Голем : Будем как были (Лисичка из Тампере)
15:51 14-07-2012
* * *
С ног до головы упакован Енютин, хоть сейчас на зимовку.
За плечами карабин в чехле, пятизарядка крутого калибра.
Погоняло карабина «Лось» – на лося и охотник. На каждого зверя свой ловец. С патронами ажур, и даже егерю Холонину, любезному Пал-Егорычу, готов Енютин пособить запасами крупной дроби. Для вечернего сугрева имеется бренди. Лежит, нежась в яркой посудине, под завалами гречи, консервов-равиоли – их обожает Егорыч: дурные, а пельмени! – и брикетов «Примы». Сигареты с фильтром старый егерь не признаёт. И всё не лежит, а едет, с удовольствием поправил себя охотник, разглядывая перелески, усеянные, словно мандариновыми корками, жухлой листвой. Час-другой в электричке с единственной пересадкой, и вот она, платформа в лесу.
Опрятный медвежий угол. У платформы начнётся стёжка, за стёжкой сторожка. Двери в сторожке настежь, с тылу стук топора.
.
Кипит пока что Егорыч, возрадовался Енютин.
Поспевает, как клюква. По грибы-по ягоды, за лосями, за дровишками.
Топор затих, но вместо старого егеря явилась дама с охапкой дров.

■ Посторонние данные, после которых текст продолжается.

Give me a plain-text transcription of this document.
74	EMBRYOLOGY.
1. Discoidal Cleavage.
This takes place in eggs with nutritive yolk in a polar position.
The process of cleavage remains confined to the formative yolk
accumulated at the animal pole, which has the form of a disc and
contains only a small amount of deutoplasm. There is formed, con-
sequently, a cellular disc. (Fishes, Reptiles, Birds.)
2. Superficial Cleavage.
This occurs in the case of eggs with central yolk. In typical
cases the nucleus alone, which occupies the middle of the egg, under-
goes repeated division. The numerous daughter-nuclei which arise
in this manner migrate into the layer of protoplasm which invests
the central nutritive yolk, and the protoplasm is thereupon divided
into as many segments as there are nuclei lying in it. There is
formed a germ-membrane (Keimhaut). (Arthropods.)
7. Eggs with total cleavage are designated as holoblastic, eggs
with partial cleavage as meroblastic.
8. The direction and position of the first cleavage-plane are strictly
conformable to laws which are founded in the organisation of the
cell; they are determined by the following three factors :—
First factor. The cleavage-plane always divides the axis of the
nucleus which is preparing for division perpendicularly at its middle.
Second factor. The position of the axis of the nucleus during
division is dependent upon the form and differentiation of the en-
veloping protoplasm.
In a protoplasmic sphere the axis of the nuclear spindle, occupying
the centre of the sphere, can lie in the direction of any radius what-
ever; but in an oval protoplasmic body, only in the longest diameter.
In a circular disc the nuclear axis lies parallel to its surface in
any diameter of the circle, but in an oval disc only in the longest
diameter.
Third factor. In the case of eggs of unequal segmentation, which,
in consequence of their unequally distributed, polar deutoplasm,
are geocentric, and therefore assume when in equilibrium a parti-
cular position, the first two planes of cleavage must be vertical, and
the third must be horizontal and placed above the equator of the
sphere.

Ни на что не похоже: какая дама?! Такая, знаете… с трудноуловимой фигурой.
Голова непокрыта, глазами так и стрижёт. Сверху телогрейка. Снизу на даме панёва, широченная юбка клином в бело-синюю клетку, и шаровары с лампасами. Спохватясь, что выглядит идиотом, Енютин с клацаньем захлопнул рот. Шевельнулся, вроде бы дрова перенять. Незнакомка выпрямилась, обозначив дистанцию… вот они, издержки матриархата.
.
Енютин огляделся, чувствуя себя инородным телом.
На его счастье, из огромной конуры, не ведавшей цепи, выдвинулась знакомая морда. В чёрных клочьях шерсти, словно орангутанг.
Ньюф не ньюф, мастиф не мастиф…
– Эй, Бонди, ко мне! Привет, крошка! – заорал охотник, взмахнул рукой.
Крошка Бонди, в два прыжка преодолев дистанцию, прыгнула нахалу на грудь, что можно было бы расценить как минимум двояко. Енютин, не ждавший подобного энтузиазма, рухнул на спину. Кряхтя, попытался сбросить собаку… куда там! Довольная происшествием, Крошка рыкнула. Понюхала пришельца и облизала ему лицо, под переливчатый смех незнакомки. Ругаясь на чём свет стоит, Енютин выбрался из-под дворняги и поднялся на ноги. Убедившись, что гость вполне безобиден, женщина, по виду – хозяйка дома, приступила к расспросам:
– Кто таков, откуда? Зачем приехали?
Всегда тактичный, Енютин промедлил, разглядывая собеседницу.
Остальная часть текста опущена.